Associate Finance Minister Steven Joyce said Labour’s own numbers showed spending promises to date of $16.4 billion over four years, but he calculated the figure was almost $17.9b.

National’s own allowance for new spending is $1.5b a year – a total of $15b over the same four years.

“They have woefully underestimated the costs of introducing compulsory KiwiSaver, dismantling the electricity sector and paying a 12.5 per cent research and development tax credit,’’ Joyce said.

But Labour finance spokesman David Parker hit back, calling on Joyce to ‘‘put up or shut up’’ on his own spending plans for the years ahead.

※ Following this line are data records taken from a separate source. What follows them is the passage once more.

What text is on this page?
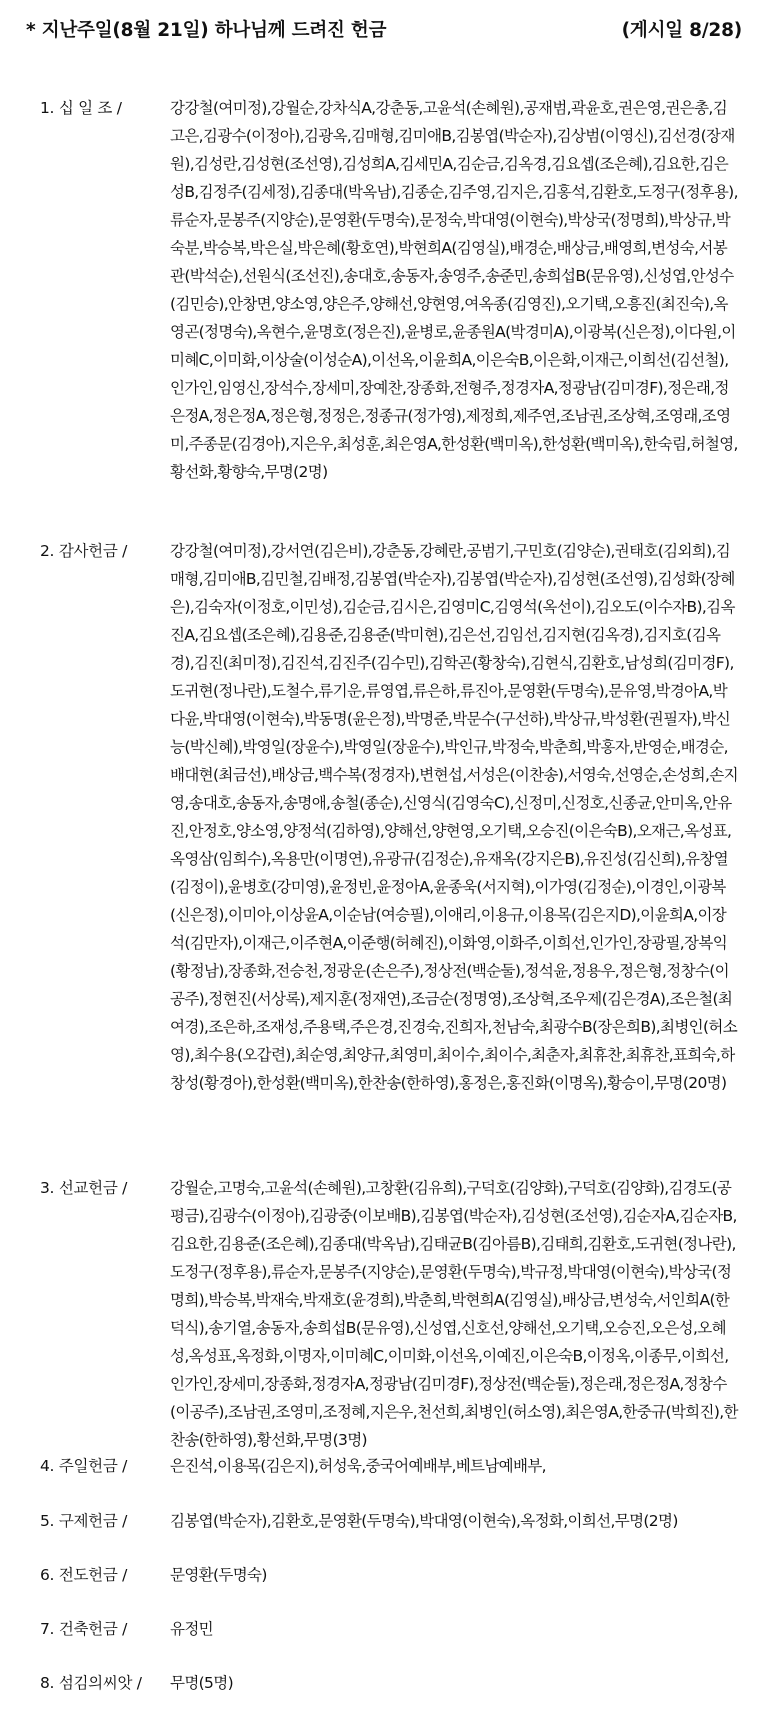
* 지난주일(8월 21일) 하나님께 드려진 헌금	(게시일 8/28)
1. 십 일 조 /	강강철(여미정),강월순,강차식A,강춘동,고윤석(손혜원),공재범,곽윤호,권은영,권은총,김고은,김광수(이정아),김광옥,김매형,김미애B,김봉엽(박순자),김상범(이영신),김선경(장재원),김성란,김성현(조선영),김성희A,김세민A,김순금,김옥경,김요셉(조은혜),김요한,김은성B,김정주(김세정),김종대(박옥남),김종순,김주영,김지은,김홍석,김환호,도정구(정후용),류순자,문봉주(지양순),문영환(두명숙),문정숙,박대영(이현숙),박상국(정명희),박상규,박숙분,박승복,박은실,박은혜(황호연),박현희A(김영실),배경순,배상금,배영희,변성숙,서봉관(박석순),선원식(조선진),송대호,송동자,송영주,송준민,송희섭B(문유영),신성엽,안성수(김민승),안창면,양소영,양은주,양해선,양현영,여옥종(김영진),오기택,오흥진(최진숙),옥영곤(정명숙),옥현수,윤명호(정은진),윤병로,윤종원A(박경미A),이광복(신은정),이다원,이미혜C,이미화,이상술(이성순A),이선옥,이윤희A,이은숙B,이은화,이재근,이희선(김선철),인가인,임영신,장석수,장세미,장예찬,장종화,전형주,정경자A,정광남(김미경F),정은래,정은정A,정은정A,정은형,정정은,정종규(정가영),제정희,제주연,조남권,조상혁,조영래,조영미,주종문(김경아),지은우,최성훈,최은영A,한성환(백미옥),한성환(백미옥),한숙림,허철영,황선화,황향숙,무명(2명)
2. 감사헌금 /	강강철(여미정),강서연(김은비),강춘동,강혜란,공범기,구민호(김양순),권태호(김외희),김매형,김미애B,김민철,김배정,김봉엽(박순자),김봉엽(박순자),김성현(조선영),김성화(장혜은),김숙자(이정호,이민성),김순금,김시은,김영미C,김영석(옥선이),김오도(이수자B),김옥진A,김요셉(조은혜),김용준,김용준(박미현),김은선,김임선,김지현(김옥경),김지호(김옥경),김진(최미정),김진석,김진주(김수민),김학곤(황창숙),김현식,김환호,남성희(김미경F),도귀현(정나란),도철수,류기운,류영엽,류은하,류진아,문영환(두명숙),문유영,박경아A,박다윤,박대영(이현숙),박동명(윤은정),박명준,박문수(구선하),박상규,박성환(권필자),박신능(박신혜),박영일(장윤수),박영일(장윤수),박인규,박정숙,박춘희,박홍자,반영순,배경순,배대현(최금선),배상금,백수복(정경자),변현섭,서성은(이찬송),서영숙,선영순,손성희,손지영,송대호,송동자,송명애,송철(종순),신영식(김영숙C),신정미,신정호,신종균,안미옥,안유진,안정호,양소영,양정석(김하영),양해선,양현영,오기택,오승진(이은숙B),오재근,옥성표,옥영삼(임희수),옥용만(이명연),유광규(김정순),유재옥(강지은B),유진성(김신희),유창열(김정이),윤병호(강미영),윤정빈,윤정아A,윤종욱(서지혁),이가영(김정순),이경인,이광복(신은정),이미아,이상윤A,이순남(여승필),이애리,이용규,이용목(김은지D),이윤희A,이장석(김만자),이재근,이주현A,이준행(허혜진),이화영,이화주,이희선,인가인,장광필,장복익(황정남),장종화,전승천,정광운(손은주),정상전(백순둘),정석윤,정용우,정은형,정창수(이공주),정현진(서상록),제지훈(정재연),조금순(정명영),조상혁,조우제(김은경A),조은철(최여경),조은하,조재성,주용택,주은경,진경숙,진희자,천남숙,최광수B(장은희B),최병인(허소영),최수용(오갑련),최순영,최양규,최영미,최이수,최이수,최춘자,최휴찬,최휴찬,표희숙,하창성(황경아),한성환(백미옥),한찬송(한하영),홍정은,홍진화(이명옥),황승이,무명(20명)
3. 선교헌금 /	강월순,고명숙,고윤석(손혜원),고창환(김유희),구덕호(김양화),구덕호(김양화),김경도(공평금),김광수(이정아),김광중(이보배B),김봉엽(박순자),김성현(조선영),김순자A,김순자B,김요한,김용준(조은혜),김종대(박옥남),김태균B(김아름B),김태희,김환호,도귀현(정나란),도정구(정후용),류순자,문봉주(지양순),문영환(두명숙),박규정,박대영(이현숙),박상국(정명희),박승복,박재숙,박재호(윤경희),박춘희,박현희A(김영실),배상금,변성숙,서인희A(한덕식),송기열,송동자,송희섭B(문유영),신성엽,신호선,양해선,오기택,오승진,오은성,오혜성,옥성표,옥정화,이명자,이미혜C,이미화,이선옥,이예진,이은숙B,이정옥,이종무,이희선,인가인,장세미,장종화,정경자A,정광남(김미경F),정상전(백순둘),정은래,정은정A,정창수(이공주),조남권,조영미,조정혜,지은우,천선희,최병인(허소영),최은영A,한중규(박희진),한찬송(한하영),황선화,무명(3명)
4. 주일헌금 /	은진석,이용목(김은지),허성욱,중국어예배부,베트남예배부,
5. 구제헌금 /	김봉엽(박순자),김환호,문영환(두명숙),박대영(이현숙),옥정화,이희선,무명(2명)
6. 전도헌금 /	문영환(두명숙)
7. 건축헌금 /	유정민
8. 섬김의씨앗 /	무명(5명)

Labour had set aside $1b a year to cover the impact of inflation and population changes on social spending – a total of more than $9b over four years to cover future cost pressures.

‘‘He’ll face them too, but he’s not accounting for them. We are,’’ Parker said.

‘‘Mr Joyce’s claims are riddled with what are either amateurish mistakes or intentional errors intended to mislead. ‘‘

But Joyce said the $17.9b cost National put on Labour’s promises would go higher, as it made ‘‘more desperate promises – and that’s not counting the big spending of their prospective coalition partners, the Greens’’.

“Labour is making very big spending commitments despite New Zealand being yet to post its first surplus since the GFC and the Canterbury earthquakes.’’

Joyce also questioned its estimate of the cost of universal KiwiSaver.

“It’s interesting that Labour’s costing of exactly the same policy in 2011 was more than two-and-a-half times higher than it is now in 2014, so it looks like they’ve cut a few corners this time around.”

But Parker said Labour’s numbers on KiwiSaver and its broader alternative plan were right.

‘‘Cleverer people than Steven Joyce have critiqued our budget for two months now, and we are absolutely confident our promises are paid for and we are in surplus.’’

Treasury will release up to date figures on the Budget track and the state of the economy in its pre-election update on August 19.